Velvet is a cassette EP by the Toadies.  It was self-released on June 26, 1992 on an IEC Type II compact cassette tape.  All songs by Todd Lewis except "Stop It" by Pylon.  All songs recorded live at Crystal Clear Sound except "I Burn", which was recorded on Darrel Herbert's 4-track.  Mastered/engineered by Keith Rust.  Mixed by Keith & T.L.  Cover art by Dan Lightner.  Cover design by Caren Lane.

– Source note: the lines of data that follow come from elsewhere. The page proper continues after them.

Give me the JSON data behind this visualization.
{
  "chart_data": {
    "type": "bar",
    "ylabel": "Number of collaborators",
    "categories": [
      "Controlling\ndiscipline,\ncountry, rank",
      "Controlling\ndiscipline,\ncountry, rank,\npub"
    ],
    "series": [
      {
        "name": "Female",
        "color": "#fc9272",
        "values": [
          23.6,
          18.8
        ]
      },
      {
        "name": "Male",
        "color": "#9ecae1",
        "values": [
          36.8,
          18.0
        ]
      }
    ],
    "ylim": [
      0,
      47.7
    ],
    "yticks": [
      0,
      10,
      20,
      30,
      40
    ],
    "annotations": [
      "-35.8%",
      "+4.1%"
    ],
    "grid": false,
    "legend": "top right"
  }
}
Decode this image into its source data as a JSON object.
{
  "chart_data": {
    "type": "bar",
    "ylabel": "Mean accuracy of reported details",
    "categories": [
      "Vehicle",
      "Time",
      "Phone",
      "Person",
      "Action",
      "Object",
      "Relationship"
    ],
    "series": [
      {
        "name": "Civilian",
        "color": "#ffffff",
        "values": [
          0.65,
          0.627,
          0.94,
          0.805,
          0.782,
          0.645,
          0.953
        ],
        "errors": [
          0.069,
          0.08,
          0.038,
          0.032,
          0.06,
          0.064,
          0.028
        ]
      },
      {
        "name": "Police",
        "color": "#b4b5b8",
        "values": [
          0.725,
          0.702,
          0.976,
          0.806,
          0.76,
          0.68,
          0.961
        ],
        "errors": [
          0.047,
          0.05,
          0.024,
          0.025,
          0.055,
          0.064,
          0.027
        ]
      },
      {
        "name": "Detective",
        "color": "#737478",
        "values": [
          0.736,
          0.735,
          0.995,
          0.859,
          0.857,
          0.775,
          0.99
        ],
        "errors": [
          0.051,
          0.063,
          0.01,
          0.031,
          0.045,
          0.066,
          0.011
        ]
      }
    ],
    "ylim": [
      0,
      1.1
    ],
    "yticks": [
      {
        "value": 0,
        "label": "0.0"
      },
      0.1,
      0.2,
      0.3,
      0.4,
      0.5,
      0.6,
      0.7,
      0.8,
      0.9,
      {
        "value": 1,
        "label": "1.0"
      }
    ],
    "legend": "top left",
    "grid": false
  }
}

The songs "Possum Kingdom" and "Got A Heart" also appear in identical form on the Pleather EP.  "Mister Love" can be found in identical form on the "Mister Love" 7" single.  While the song "I Burn" can be found elsewhere, the track as presented here is an acoustic version exclusive to this release.

Track listing
 "Mister Love" (Lewis) - 2:32
 "Run-In with Dad" (Lewis) - 2:00
 "Velvet" (Lewis) - 2:24
 "Possum Kingdom" (Lewis) - 4:56
 "Stop It" (Pylon: Bewley/Briscoe/Crowe/Lachowski) - 2:49
 "I Burn" (Lewis) - 3:24
 "Got A Heart" (Lewis) - 3:13

Repeats both sides.
©1992 Slaphead Tunes.

Personnel
Todd Lewis - vocals, guitar
Lisa Umbarger - bass
Mark Reznicek - drums
Tracey Sauerwein - guitar
Charles Mooney III - guitar

References
Toadies. Velvet. Self-released, 1992. Cassette.
Toadies+Slowpoke. "Toadies tape release, Friday, June 26th at Mad Hatter's, 9:00 show..." Concert flyer, 1992. Facsimile.
Toadies. Pleather. Grass, 1993. CD.
Toadies. "Mister Love". Grass, 1993. 7" single.